Он тихонько подтянул к себе подушку вместе со спящей головой Терезины. Теперь он увидел ее лицо, такое незнакомое во сне, такое погруженное в себя, такое отстраненное от него. Одно плечо и грудь были обнажены, под простыней мягко поднималось ее тело при каждом вздохе. Смешно, подумалось ему, что в любовных речах, стихах и письмах вечно говорят о прелестных губах и щеках и никогда не говорят о животе, о ноге! Ложь! Ложь! Он долго разглядывал Терезину. Этим прекрасным телом, этой грудью и этими белыми, здоровыми, сильными, холеными руками и ногами она часто еще будет соблазнять его и обнимать, будет брать у него радость, а потом спокойно спать, сыто и глубоко, без боли и страха, красивая, тупая и глупая, как здоровый спящий зверь. А он будет лежать рядом с ней без сна, с трепещущими нервами, с измученным сердцем. Часто ли еще? Часто ли еще? Ах нет, уже не часто, уже не много раз, может быть, ни разу больше! Он вздрогнул. Нет, он знал это: ни разу больше.

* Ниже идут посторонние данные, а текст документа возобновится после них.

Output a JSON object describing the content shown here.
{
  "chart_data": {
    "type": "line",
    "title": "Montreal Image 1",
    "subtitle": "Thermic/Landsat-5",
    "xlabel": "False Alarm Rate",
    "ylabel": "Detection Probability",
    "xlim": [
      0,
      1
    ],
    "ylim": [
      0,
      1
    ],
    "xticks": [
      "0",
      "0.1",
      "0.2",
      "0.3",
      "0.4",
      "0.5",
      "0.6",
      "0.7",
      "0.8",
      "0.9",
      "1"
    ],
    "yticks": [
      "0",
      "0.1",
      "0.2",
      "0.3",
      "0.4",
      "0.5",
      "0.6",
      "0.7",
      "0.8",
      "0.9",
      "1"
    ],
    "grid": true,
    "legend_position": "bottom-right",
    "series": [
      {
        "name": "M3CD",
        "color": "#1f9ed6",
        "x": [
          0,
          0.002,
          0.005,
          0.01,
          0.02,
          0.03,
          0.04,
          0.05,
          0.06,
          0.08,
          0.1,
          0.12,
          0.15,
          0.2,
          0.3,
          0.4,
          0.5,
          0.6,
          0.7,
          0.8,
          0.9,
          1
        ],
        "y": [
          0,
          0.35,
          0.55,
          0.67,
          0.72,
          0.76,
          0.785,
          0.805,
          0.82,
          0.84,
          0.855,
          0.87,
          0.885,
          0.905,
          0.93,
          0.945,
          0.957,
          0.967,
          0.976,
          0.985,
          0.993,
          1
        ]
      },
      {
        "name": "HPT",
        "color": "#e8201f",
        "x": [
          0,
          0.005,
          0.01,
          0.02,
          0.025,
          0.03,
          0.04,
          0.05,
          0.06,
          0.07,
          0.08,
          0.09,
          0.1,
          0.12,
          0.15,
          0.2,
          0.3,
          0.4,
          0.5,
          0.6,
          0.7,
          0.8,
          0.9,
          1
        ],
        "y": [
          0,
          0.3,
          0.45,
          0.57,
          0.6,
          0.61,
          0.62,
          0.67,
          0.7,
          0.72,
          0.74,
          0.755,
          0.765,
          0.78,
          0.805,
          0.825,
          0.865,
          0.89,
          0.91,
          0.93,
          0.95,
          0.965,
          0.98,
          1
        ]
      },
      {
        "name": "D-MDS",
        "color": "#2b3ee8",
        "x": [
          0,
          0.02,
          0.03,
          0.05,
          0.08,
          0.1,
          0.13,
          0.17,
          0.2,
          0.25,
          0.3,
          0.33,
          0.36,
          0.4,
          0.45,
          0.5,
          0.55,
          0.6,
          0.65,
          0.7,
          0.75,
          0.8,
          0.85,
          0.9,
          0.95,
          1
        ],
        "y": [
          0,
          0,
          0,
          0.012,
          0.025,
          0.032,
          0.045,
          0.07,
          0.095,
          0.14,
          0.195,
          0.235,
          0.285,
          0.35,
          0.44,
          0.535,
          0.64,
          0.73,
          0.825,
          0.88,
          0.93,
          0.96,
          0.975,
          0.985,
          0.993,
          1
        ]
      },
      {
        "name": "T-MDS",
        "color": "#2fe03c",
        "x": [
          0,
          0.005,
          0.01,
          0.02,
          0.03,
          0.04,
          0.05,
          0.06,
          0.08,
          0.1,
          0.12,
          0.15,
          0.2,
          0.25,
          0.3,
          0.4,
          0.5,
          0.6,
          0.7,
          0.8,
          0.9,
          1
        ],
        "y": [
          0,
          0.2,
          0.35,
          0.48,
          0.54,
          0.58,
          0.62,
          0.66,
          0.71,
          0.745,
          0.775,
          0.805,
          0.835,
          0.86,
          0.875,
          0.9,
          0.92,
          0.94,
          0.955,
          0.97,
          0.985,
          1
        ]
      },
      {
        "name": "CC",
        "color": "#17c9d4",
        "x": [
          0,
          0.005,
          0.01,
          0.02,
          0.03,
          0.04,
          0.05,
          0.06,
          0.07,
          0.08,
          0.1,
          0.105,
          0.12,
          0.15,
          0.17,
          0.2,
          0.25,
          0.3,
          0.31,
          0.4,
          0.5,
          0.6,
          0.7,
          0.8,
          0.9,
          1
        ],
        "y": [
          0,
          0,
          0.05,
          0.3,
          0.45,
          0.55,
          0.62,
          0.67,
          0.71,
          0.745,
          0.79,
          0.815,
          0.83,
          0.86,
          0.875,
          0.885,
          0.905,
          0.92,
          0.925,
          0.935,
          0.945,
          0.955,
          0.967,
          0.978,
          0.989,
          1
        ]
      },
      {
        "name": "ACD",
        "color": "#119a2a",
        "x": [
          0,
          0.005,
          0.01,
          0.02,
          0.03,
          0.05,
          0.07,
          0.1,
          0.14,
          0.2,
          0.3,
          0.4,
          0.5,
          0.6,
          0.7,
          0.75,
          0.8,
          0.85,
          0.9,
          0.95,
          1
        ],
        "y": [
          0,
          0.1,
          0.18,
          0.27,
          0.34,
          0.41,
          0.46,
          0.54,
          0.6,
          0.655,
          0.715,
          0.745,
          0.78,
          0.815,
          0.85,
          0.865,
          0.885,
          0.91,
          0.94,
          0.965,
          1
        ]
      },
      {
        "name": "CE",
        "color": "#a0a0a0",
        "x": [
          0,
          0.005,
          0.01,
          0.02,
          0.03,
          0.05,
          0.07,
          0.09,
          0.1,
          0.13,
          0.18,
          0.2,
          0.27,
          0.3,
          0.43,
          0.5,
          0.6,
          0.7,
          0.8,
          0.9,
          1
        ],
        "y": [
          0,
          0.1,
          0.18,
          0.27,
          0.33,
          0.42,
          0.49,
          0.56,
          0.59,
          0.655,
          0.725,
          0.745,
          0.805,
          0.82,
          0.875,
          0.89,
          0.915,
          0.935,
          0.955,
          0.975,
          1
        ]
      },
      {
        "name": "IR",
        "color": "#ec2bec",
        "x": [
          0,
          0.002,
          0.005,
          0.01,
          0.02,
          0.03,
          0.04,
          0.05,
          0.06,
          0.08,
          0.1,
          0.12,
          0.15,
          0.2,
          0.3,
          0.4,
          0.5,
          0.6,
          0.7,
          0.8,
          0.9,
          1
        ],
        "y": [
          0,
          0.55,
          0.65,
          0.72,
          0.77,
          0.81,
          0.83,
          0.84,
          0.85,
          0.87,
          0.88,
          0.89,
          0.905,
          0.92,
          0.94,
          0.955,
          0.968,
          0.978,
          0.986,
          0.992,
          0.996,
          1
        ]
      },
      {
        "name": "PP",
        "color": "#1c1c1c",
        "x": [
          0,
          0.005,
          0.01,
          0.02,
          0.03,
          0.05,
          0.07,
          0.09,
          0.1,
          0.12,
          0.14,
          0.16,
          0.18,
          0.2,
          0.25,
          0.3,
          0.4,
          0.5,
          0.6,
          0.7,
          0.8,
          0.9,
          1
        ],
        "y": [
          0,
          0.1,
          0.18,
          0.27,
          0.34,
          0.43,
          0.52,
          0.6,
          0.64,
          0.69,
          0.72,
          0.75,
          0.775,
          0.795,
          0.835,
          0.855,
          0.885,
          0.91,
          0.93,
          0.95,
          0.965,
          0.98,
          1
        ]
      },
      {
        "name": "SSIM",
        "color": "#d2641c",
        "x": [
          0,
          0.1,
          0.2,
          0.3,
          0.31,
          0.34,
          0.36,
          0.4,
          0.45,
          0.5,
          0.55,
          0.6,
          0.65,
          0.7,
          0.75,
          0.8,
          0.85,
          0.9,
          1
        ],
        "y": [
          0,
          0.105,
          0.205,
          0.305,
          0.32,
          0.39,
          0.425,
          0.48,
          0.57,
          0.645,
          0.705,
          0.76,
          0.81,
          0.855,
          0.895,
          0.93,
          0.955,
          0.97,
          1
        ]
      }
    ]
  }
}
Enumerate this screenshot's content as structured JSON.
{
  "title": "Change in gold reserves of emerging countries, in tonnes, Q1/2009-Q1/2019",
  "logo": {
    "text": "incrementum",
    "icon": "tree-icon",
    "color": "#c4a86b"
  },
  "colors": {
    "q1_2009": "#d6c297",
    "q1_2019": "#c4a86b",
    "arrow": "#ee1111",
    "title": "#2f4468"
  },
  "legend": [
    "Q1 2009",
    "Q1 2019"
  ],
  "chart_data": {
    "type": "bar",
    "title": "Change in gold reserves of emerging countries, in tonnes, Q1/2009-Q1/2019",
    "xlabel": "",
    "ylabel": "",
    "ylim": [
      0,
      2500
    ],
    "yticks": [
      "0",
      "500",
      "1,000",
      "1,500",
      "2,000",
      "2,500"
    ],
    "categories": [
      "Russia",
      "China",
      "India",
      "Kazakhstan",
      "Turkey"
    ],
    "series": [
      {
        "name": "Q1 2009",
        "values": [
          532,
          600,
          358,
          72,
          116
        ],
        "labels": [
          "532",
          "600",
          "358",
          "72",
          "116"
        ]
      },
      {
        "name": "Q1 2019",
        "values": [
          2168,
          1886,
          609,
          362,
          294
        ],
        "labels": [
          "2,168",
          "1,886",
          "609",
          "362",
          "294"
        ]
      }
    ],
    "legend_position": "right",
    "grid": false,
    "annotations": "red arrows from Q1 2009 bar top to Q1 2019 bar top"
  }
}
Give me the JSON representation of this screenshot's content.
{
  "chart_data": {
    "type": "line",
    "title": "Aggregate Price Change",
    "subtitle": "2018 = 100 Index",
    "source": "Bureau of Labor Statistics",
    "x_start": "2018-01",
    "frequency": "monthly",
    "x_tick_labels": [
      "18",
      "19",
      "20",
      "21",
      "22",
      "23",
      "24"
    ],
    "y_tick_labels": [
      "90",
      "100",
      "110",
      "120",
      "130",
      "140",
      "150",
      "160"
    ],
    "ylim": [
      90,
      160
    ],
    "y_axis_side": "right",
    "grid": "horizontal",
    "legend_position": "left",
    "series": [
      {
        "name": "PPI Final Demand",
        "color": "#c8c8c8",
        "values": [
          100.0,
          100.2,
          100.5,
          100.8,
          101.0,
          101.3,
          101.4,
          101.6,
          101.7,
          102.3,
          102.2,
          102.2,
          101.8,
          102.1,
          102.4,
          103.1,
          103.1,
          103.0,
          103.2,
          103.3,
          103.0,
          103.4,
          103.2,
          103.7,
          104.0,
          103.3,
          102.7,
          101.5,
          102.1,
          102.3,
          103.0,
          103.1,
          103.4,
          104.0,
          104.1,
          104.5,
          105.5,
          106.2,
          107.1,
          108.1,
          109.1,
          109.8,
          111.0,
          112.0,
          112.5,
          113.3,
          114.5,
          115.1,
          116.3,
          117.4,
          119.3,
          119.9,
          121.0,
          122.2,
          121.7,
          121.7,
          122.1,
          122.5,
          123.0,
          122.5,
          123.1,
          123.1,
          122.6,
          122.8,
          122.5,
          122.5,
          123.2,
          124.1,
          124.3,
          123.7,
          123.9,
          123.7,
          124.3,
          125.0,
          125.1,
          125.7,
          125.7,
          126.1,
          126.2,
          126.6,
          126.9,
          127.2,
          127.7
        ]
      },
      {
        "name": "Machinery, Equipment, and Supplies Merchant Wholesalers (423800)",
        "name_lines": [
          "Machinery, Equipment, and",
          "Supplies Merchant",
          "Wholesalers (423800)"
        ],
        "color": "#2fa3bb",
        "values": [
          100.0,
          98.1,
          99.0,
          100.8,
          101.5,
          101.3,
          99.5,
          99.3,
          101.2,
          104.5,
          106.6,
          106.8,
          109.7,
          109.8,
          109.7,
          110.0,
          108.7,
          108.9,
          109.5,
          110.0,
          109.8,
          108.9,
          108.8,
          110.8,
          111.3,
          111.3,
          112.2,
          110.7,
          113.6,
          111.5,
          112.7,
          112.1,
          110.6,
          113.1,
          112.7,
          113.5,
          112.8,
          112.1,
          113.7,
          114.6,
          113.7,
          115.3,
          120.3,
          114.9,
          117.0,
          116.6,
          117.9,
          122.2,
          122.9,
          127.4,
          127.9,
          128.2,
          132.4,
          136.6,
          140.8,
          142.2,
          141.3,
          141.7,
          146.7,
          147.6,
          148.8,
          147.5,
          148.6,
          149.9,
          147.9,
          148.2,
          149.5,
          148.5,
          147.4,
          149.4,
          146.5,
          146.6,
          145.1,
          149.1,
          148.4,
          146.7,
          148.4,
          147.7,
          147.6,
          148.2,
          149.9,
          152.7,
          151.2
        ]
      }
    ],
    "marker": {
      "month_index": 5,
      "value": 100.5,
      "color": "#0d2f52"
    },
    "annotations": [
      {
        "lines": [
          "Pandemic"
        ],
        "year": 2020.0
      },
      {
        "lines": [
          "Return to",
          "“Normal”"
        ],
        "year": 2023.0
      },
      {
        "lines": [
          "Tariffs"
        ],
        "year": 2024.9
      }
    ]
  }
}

Он со стоном вдавил большой палец в глазницу, где между глазом и лбом гнездилась эта адская боль. Вагнер тоже, конечно, испытывал эту боль, учитель Вагнер. Он испытывал ее, эту безумную боль, конечно, годами, он нес ее и терпел, думая, что в своих муках, в напрасных своих муках он созревает и приближается к богу. Пока в один прекрасный день не перестал выносить это - как и он, Клейн, не может выносить это больше! Боль-то пустяк, а вот мысли, сны, кошмары! И вот однажды ночью Вагнер встал и увидел, что нет смысла множить и множить такие ночи, полные мук, что таким способом не придешь к богу, и взялся за нож. Это было, наверно, бесполезно, это было, наверно, глупо и нелепо со стороны Вагнера, что он совершил убийство. Кто не знал его мук, кто не переболел его болью, тот ведь не мог это понять.